Poverty speaks a universal language. Hunger and thirst are alike the world over, and he is to be pitied who has not experienced them in a measure. And of course the rich, having most of them been poor, know this and, when they wish to enjoy themselves, play at being poor, and strive, by camping or touring, to find hunger, fatigue, and thirst. It is not much fun eating if you are never hungry.
Is it not the simple truth that the rich find their chief happiness in importing into their existence the joys of poverty? The competitions of sport are designed to recover some of the conditions of poverty. What would sport be if the richer man always won at golf or tennis? It is because the decision is sought on terms of sheer personal prowess, irrespective of Dun’s or Bradstreet’s, that sport attracts the rich as it does the poor. But this is simply returning to the conditions of poverty. We have heard much of aping the rich, but one of the chief enjoyments of wealth may be described as aping the poor.
But why speak of camping out? In pursuit of hardship the rich have long since sailed past that star. The other night a distinguished soldier informed me that there was nothing like a tent to live in, and the very next day a spirited woman said with an air of conviction that a tent was altogether too stuffy a place to sleep in and the truest happiness was found in a pack trip through Western mountains with nothing overhead at night but stars. Why do the rich insist upon exchanging the comforts of home for such hardships? It is because there is a charm about the conditions of poverty which even wealth cannot dispense with.
But it would be a mistake to go on and, taking advantage of the reader’s overwrought nerves, rouse in his breast a positive pity for the rich, and a deep but hopeless yearning to do something to relieve their condition. They too have their pride; they do not want our pity. The thing about them, in fact, that I find most wearing is the violence with which they hold their prejudices; but perhaps this is because I hold my own so violently.

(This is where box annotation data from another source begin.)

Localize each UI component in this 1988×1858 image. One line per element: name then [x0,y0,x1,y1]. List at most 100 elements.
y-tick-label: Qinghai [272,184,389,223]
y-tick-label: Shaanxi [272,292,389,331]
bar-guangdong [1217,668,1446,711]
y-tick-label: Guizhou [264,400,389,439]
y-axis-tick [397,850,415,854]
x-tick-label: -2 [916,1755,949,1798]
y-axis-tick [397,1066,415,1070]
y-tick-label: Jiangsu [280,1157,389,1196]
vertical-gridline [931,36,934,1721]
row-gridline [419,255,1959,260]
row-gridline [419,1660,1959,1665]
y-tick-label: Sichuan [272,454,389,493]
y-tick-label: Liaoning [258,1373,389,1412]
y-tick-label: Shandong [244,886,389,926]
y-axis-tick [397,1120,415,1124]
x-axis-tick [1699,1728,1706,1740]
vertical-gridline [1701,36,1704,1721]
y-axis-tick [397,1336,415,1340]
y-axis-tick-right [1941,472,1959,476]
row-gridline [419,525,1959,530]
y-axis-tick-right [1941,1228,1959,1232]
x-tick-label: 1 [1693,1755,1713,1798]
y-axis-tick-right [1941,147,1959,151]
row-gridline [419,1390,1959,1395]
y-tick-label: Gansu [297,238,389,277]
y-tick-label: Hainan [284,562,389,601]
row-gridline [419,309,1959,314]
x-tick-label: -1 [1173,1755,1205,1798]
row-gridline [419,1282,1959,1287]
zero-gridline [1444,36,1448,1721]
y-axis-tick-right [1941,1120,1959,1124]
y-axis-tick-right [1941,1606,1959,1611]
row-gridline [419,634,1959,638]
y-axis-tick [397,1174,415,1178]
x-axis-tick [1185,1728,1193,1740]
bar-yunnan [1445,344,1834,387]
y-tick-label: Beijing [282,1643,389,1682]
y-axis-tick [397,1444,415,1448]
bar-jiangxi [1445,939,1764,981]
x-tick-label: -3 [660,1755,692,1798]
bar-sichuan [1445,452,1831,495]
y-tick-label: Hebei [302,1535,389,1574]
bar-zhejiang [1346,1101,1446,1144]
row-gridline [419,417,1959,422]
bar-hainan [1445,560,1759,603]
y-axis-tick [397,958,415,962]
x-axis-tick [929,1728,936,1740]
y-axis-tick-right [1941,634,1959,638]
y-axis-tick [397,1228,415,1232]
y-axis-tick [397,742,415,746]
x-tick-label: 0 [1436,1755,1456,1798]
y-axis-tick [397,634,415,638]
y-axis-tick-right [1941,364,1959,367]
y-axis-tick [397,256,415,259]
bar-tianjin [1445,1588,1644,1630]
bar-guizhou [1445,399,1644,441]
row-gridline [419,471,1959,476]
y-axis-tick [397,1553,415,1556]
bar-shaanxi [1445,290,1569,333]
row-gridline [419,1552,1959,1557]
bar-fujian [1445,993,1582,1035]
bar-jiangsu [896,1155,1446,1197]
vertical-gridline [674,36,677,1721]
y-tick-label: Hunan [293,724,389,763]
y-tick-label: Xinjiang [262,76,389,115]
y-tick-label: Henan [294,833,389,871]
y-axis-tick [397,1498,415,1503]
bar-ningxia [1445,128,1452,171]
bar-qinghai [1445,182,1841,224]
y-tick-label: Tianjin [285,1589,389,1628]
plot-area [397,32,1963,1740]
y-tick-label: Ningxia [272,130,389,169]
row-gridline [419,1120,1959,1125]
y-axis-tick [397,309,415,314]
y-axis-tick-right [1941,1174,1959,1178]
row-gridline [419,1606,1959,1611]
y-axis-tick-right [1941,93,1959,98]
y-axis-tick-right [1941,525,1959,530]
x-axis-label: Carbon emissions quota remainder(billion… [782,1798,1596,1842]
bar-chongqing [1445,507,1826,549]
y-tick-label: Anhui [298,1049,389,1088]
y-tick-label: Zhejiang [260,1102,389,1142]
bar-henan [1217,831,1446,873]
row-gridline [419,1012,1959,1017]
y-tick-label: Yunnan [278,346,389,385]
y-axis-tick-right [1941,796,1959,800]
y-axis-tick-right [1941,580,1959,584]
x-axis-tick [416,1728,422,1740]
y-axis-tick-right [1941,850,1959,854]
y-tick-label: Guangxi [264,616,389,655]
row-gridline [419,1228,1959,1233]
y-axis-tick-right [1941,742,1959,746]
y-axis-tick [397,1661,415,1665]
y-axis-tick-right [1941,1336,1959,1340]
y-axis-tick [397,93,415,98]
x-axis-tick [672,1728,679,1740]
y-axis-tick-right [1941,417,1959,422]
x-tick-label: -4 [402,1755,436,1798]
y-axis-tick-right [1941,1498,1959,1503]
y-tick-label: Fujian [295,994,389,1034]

A few years ago there lived in the Middle West an energetic and promising young brakeman. He was a steady fellow, was happily married and had a good home. Unfortunately his father, who was a railroad engineer, instead of attending strictly to his duties became interested in devising some kind of attachment for Pullman cars, and produced an invention. The consequence is that his son is now an idle vagrant. He leads a roaming, restless life. His summers he spends at a cottage with seven bathrooms which he has built in the North woods. In the winter he occupies a furnished flat in town, except for an occasional visit to Palm Beach or when he takes his wife North for the hunting season. I cannot learn that he has any occupation. He can hardly be said to have even a home; and all through no fault of his, but simply because his father’s mind wandered — a very dangerous habit, most of all in a locomotive engineer.